Thursday, 24 November: FTSE indices on the whole struggled for market direction following mixed trade in Asia overnight, as our counterparts in the U.S. observed the Thanksgiving holiday. Trade today followed record highs for the Dow Jones Industrial Average, the S&P 500 and the Russell 200 yesterday, as the dollar hit its highest close since 2002 against a basket of currencies on expectations of stronger U.S. growth and higher interest rates. The FTSE 100 closed marginally higher(+0.17%) in a subdued day with no prevailing sentiment driving the index.

Further rhetoric trickled out in the wake of yesterday’s Autumn Statement, and its bad news for Britons. The Institute for Fiscal Studies pitched in, as it claimed that real wages will still be below pre-financial crash levels in 2021, rounding out more than a decade without real earnings growth.

Countrywide(-12.89%) sold off for a second consecutive day in the aftermath of the Chancellor’s statement.
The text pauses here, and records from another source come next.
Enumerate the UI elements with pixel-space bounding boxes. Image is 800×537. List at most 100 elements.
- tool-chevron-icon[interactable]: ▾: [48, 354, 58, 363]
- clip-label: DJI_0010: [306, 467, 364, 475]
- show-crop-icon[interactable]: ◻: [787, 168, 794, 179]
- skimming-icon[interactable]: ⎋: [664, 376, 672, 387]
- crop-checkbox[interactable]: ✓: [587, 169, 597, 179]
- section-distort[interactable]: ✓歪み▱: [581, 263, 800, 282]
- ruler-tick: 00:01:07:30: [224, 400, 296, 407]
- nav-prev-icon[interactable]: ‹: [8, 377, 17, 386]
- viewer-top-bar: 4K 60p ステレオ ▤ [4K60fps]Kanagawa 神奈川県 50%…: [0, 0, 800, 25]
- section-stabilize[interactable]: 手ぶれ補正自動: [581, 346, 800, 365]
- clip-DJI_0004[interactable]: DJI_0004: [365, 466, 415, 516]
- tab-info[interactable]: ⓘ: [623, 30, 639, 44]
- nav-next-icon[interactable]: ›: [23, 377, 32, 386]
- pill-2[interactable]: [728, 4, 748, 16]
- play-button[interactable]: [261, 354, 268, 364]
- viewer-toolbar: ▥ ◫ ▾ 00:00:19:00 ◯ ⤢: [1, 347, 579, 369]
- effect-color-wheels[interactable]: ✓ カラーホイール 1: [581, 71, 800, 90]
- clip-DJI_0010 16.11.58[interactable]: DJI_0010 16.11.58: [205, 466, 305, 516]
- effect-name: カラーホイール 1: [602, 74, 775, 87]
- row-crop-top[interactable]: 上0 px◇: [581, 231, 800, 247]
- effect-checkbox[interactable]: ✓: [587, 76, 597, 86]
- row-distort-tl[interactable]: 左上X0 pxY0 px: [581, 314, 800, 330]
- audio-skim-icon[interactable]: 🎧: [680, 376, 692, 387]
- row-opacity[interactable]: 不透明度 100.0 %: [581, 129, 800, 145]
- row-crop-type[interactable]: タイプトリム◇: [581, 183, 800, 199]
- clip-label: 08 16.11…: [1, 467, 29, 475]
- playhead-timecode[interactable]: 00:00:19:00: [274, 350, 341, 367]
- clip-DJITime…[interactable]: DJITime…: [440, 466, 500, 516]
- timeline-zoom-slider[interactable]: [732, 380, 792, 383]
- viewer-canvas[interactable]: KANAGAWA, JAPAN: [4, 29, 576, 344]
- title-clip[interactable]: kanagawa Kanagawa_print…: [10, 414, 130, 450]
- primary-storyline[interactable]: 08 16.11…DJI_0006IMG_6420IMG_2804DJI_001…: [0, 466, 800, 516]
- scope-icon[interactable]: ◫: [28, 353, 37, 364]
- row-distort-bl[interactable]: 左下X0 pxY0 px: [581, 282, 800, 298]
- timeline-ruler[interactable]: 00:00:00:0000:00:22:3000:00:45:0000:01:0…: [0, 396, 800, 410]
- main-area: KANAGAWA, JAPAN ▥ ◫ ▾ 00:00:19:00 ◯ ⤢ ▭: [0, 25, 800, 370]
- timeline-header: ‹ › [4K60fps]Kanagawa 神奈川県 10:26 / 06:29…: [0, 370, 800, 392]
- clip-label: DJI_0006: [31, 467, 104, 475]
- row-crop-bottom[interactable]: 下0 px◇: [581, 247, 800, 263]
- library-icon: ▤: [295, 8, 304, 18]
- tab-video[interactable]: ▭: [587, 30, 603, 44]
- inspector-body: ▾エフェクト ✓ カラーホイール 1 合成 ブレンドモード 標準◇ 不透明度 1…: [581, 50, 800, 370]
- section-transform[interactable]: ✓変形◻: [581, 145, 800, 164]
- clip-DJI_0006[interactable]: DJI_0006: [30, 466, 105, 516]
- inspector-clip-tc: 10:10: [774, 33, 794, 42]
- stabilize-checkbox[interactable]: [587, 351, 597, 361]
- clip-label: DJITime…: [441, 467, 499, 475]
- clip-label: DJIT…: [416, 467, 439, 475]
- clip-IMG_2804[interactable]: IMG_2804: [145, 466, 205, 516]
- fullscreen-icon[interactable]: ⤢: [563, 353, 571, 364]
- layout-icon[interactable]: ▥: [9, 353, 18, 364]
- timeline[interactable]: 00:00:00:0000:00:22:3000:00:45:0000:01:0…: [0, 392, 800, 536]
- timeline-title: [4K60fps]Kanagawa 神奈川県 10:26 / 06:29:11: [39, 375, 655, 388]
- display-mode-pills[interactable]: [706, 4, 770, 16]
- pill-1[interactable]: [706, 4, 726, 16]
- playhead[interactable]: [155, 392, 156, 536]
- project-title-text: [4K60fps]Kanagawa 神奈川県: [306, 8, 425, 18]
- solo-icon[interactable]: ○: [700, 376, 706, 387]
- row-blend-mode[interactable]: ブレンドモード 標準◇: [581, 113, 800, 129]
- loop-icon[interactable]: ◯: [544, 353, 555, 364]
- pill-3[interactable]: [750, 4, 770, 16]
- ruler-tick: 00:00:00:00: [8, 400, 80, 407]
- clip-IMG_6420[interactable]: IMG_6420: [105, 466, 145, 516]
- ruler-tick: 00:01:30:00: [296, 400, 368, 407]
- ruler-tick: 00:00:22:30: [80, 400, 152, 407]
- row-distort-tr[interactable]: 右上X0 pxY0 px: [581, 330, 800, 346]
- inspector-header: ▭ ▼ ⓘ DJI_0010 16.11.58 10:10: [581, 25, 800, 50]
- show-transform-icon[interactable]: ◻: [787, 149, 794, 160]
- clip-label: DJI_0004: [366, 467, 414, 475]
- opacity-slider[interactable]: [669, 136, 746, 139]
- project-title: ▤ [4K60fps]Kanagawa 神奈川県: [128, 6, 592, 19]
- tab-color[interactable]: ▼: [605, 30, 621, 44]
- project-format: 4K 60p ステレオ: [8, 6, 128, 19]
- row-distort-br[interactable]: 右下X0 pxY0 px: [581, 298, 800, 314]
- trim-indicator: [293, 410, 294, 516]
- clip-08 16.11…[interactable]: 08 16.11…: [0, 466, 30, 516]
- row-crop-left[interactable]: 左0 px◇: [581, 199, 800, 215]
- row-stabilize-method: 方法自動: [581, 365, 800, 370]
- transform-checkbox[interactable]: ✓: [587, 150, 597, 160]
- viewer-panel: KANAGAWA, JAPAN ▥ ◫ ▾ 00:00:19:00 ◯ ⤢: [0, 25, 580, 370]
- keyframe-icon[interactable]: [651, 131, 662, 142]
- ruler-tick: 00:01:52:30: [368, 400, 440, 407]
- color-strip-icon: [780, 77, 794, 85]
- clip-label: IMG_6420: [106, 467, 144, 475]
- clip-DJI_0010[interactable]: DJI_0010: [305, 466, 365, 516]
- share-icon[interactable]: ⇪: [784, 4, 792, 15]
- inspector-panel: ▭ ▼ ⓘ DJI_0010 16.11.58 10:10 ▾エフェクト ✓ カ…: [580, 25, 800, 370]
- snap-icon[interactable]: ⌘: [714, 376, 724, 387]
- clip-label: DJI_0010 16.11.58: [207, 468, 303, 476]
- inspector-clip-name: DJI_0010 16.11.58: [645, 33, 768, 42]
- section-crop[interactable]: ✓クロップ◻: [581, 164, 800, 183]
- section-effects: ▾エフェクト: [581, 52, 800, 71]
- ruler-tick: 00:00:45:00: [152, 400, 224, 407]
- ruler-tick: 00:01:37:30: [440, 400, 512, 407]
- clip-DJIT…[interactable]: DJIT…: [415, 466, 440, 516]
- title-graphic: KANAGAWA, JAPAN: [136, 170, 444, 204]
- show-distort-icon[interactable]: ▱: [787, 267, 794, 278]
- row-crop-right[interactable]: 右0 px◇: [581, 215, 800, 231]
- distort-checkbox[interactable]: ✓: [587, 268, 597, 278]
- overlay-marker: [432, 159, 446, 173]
This time, the sentiment was company centric as it issued a trading statement describing transactional activity in the residential market as being challenged, due to stamp duty changes and the EU referendum. Management expectations are now for transaction volumes to be 6% down on 2015 for 2016, and for the level of market transactions in 2017 to be below that of 2016. The company also alluded to the fact that the letting market was affected by the rush to beat stamp duty changes at the end of Q1, resulting in a larger than usual supply of rental properties. As growth in stock outstripped growth in tenant numbers, this led to depressed rental growth, with rents falling in select areas. Total group revenue for the quarter was £188.5m, down from £197.1m for the respective prior period, as closing pipelines of Countrywide’s Retail and London businesses were down 16% and 26% respectively at the end of September.